I wrote a New Year’s Poem two years ago called “Wedding Earring” where, on New Year’s Eve, I lost one of my wedding earrings. When my husband and I arrived at the party by foot, I noticed one ear felt light so we walked the thirty minutes back home to search for the sparkly dangling earring but couldn’t find it. I thought about going for another walk on New Year’s Day to see if I’d have better luck, but instead wrote a poem with these lines:


New Year’s Day:

I’m not going back to search

for anything.


To live is to lose things,

and sometimes not things,

but people.


When I wrote “sometimes not things, but people” I was thinking about how my friend’s husband had died just a few months prior to that and how I didn’t want to go back and search for a “thing” but rather, be in the present moment with the person who walks beside me: my husband, with his precious winged-heartbeats.

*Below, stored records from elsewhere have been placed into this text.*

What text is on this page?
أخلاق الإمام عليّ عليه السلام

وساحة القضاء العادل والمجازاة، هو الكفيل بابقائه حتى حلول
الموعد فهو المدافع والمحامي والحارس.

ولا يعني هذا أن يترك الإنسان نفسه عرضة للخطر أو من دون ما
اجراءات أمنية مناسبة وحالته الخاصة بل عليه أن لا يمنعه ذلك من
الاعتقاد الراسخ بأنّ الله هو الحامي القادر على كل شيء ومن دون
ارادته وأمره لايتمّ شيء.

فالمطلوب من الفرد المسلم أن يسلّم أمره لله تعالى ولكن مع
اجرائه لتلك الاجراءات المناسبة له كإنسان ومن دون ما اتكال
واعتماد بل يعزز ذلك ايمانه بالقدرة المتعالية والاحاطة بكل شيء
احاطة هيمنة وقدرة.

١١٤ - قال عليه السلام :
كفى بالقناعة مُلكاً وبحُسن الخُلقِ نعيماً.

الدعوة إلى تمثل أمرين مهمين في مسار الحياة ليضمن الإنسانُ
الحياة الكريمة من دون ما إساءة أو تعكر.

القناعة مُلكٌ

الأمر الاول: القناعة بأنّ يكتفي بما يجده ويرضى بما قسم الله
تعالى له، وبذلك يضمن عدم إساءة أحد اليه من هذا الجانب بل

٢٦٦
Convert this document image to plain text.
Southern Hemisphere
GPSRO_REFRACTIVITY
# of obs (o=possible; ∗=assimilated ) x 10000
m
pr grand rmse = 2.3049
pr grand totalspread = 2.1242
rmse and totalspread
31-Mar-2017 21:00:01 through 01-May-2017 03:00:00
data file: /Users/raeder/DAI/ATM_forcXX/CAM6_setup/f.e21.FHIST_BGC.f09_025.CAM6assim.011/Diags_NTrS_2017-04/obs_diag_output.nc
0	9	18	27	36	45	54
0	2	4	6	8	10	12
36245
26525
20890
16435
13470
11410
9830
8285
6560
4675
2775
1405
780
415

“New Year’s Day” by Kim Addonizio, one of my favorite poets, addresses love, loss, loneliness, and longing. You can find the poem here:


Near the end of the poem, Addonizio writes: “Today I want to resolve nothing.” I love this so much because I think people often feel like they need to fix themselves, and that we need to change something to be good, and feel enough. In the poem, Addonizio seems to just accept things the way they are and embrace nature in the present moment instead making any resolutions.


This New Year, I want to go through this journey of first times really feeling it all.


I’ll end with this image of a poem-candle that I made out of beeswax. It has some 2021 wishes for you. (I hope you like danishes hehe.)

Happy New Year, everybody.


I hope 2021 brings you plenty of light and comfort.